Each of these items above relate more broadly to the idea that algorithms may not be fully understood, but understanding them is necessary so as not to render ignorant its user and supervisor as to its action and potential reactions.
Finally, the Principle does not prescribe that algorithms under no circumstances ever create undesirable outcomes. Indeed, if we wanted such a world, we should probably start by getting rid of humans first before we start attacking algorithms. It does, however, reiterate the accountability of financial institutions for these algorithms where they break the law.
This final point raises questions similar to other areas where algorithms create potential legal liabilities – such as autonomous driving. Navigating the brave new legal world of crime and punishment in a world where algorithms commit such crimes will be a challenge, the scale of damage being potentially much higher than that a person can inflict. Supervisors and governments may be worried raising those liabilities and the effect they may have on a smooth functioning of markets.
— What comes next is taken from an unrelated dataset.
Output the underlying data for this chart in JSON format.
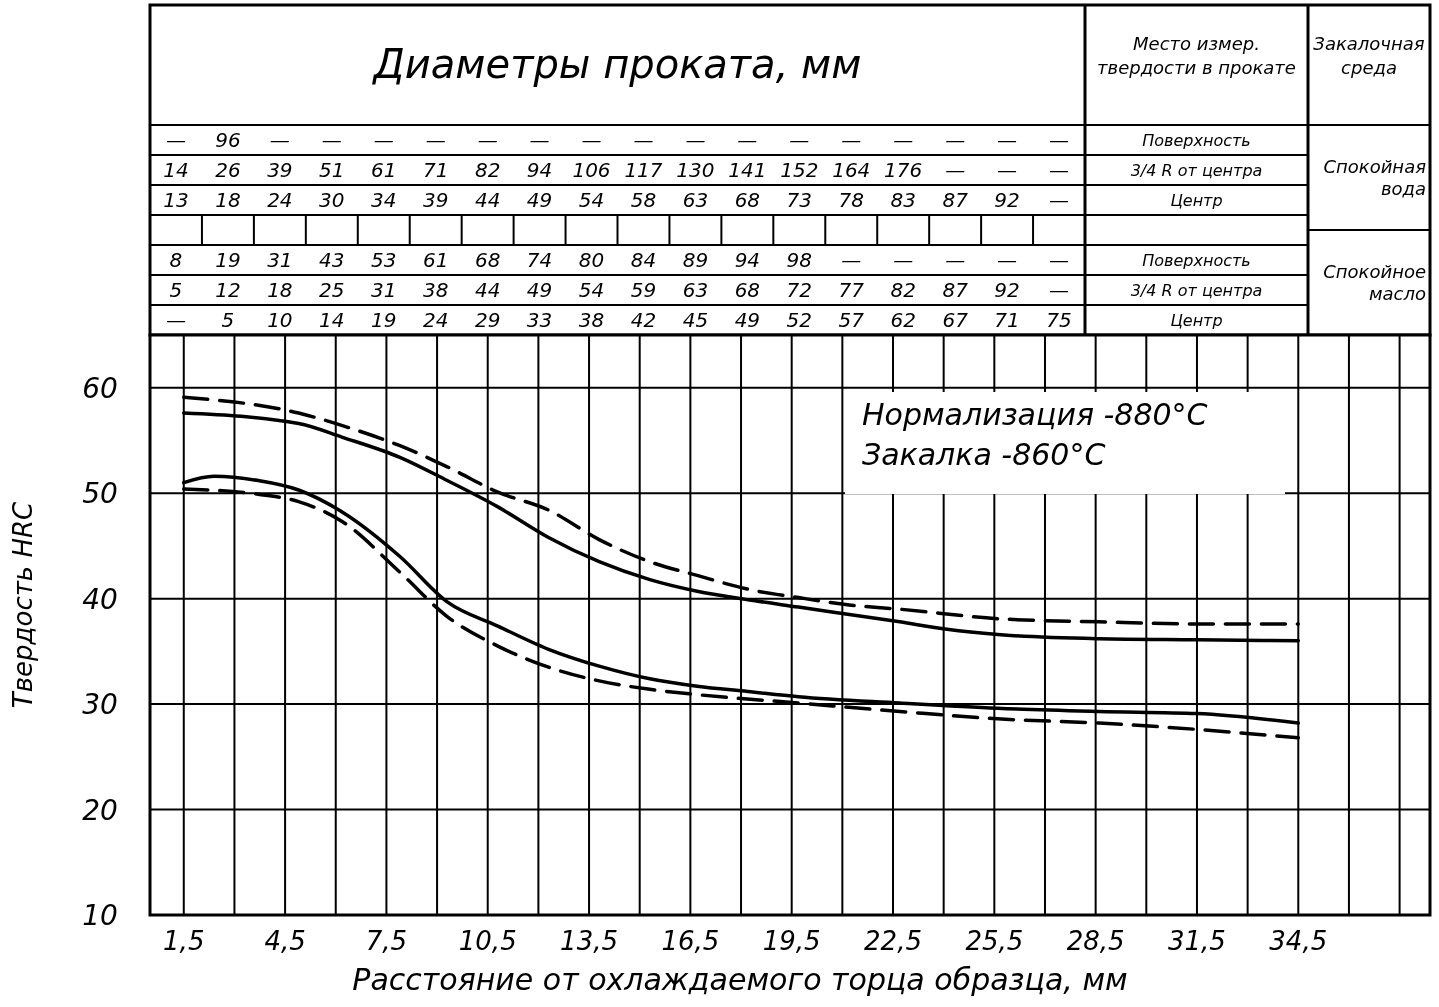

However, they also act as a deterrent for creating algorithms that could be at risk of creating such damages – and not monitoring their behaviour. Some might argue that it is exactly this dynamic that leads to moral hazard as banks “bet on the bailout”. However, it is exactly that moral hazard that a Prudent Algorithm Principle has the chance of addressing.
As with every new concept, it must be steeled in the furnaces of public opinion and ground in the mill of public policymaking. It must be turned and weighed so as to ensure it is not found wanting. Whatever the dynamic, as algorithms rise, so must the policy response.